After graduation, Pipher lived in Europe for a while and then got a full scholarship for a doctorate in psychology at the University of Nebraska.
She met her husband, Jim, a psychologist and musician, while in graduate school, and they settled down in Lincoln. Pipher worked part time as a therapist while raising their two children.
A changing world
Her studies of cultural anthropology inform all that Pipher does. “I’m really interested in how the culture affects mental health,” she said. “Now that’s an anthropology question, not a psychology question. And I’m also really interested in how the world has changed.

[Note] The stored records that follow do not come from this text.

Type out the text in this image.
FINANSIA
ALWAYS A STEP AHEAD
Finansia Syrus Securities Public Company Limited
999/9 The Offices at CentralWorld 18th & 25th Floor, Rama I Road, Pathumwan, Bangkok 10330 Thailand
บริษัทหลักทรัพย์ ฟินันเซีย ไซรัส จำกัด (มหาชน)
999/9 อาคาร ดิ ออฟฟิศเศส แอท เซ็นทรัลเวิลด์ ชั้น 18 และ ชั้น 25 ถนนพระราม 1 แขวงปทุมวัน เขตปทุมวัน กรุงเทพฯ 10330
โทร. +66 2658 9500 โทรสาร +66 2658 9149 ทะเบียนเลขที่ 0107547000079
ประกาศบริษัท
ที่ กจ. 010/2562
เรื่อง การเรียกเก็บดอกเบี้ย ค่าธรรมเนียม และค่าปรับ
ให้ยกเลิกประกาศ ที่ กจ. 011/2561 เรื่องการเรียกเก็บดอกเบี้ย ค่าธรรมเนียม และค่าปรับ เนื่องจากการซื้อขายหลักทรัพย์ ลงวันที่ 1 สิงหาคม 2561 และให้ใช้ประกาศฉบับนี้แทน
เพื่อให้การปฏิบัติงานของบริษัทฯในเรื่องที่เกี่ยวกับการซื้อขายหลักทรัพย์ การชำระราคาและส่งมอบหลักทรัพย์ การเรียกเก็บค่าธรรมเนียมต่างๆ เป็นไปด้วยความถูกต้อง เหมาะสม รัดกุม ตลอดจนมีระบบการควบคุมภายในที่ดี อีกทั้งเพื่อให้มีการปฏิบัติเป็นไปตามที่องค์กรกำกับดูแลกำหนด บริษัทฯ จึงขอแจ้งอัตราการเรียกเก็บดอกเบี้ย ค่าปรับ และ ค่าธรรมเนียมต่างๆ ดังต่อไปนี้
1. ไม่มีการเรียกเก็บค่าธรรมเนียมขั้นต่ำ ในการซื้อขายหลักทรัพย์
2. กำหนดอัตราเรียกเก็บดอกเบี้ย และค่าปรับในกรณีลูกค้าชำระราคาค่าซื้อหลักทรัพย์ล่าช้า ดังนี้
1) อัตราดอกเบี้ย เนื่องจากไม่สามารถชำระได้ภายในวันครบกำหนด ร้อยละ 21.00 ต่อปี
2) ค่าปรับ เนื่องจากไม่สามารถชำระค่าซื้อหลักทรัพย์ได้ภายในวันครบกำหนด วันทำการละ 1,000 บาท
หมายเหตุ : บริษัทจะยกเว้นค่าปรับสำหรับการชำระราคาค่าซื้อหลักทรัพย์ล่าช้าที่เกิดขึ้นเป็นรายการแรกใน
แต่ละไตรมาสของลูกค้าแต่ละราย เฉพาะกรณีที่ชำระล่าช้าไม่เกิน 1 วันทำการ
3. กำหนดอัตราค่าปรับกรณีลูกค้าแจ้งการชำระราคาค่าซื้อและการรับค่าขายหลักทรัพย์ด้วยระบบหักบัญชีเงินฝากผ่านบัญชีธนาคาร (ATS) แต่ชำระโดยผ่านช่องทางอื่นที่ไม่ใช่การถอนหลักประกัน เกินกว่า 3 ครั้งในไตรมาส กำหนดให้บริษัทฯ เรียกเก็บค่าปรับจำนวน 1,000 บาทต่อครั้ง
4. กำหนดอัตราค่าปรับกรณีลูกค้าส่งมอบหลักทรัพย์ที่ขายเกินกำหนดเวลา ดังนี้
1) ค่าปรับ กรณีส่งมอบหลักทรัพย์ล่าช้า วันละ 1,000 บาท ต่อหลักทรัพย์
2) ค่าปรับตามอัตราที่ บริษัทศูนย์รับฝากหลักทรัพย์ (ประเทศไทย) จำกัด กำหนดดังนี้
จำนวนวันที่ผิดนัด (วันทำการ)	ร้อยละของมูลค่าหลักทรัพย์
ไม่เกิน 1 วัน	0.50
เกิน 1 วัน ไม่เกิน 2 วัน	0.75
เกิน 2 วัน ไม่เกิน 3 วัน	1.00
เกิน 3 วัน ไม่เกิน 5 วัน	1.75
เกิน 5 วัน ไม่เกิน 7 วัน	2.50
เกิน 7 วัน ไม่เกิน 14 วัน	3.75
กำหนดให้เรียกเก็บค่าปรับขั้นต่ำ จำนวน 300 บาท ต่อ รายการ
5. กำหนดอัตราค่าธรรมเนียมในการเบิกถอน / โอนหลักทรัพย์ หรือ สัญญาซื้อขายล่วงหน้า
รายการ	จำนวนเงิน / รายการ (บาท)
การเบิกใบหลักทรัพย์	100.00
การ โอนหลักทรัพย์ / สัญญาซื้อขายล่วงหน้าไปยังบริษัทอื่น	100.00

“A lot of my relatives were farm families, and that has just disappeared in my lifetime. Most writers won’t give in to the question of how the world has changed because it’s way too complicated. Whatever you say about it, somebody can argue with you. You can be accused of being nostalgic and this and that, but the fact of the matter is: If you’re brave enough to talk about it, (you find) that everybody is interested in this question.”
Pipher argues that while life in the 1930s was hardly idyllic, families like that of her grandparents knew what the enemy was — tornadoes, droughts, locusts and blizzards. In contrast, today’s families are more prosperous but more stressed out; sometimes they blame each other for what’s going wrong.
The influence of pop psychology is so pervasive that Pipher says clients sometimes tell her they come from “a dysfunctional family” or worry that they’re “co-dependent.”
She’s critical of her own field for its emphasis on pathology, encouragement of narcissism and failure to promote basic morality and accountability.
Consequently, as a therapist, Pipher eschews negative labels and diagnoses. She may not even talk about the past, preferring to identify areas in which a family is strong and to help find solutions to problems.
She often gives suggestions to teenagers and families aimed at restoring family rituals and reconnecting with nature, such as watching a sunset, taking a camping trip together and turning off the television and computer for a few nights a week.
“It is really important to make conscious choices about what you consume from the broader culture,” she said. “If you just let this culture happen to you, you end up broke, fat, addicted and stressed.”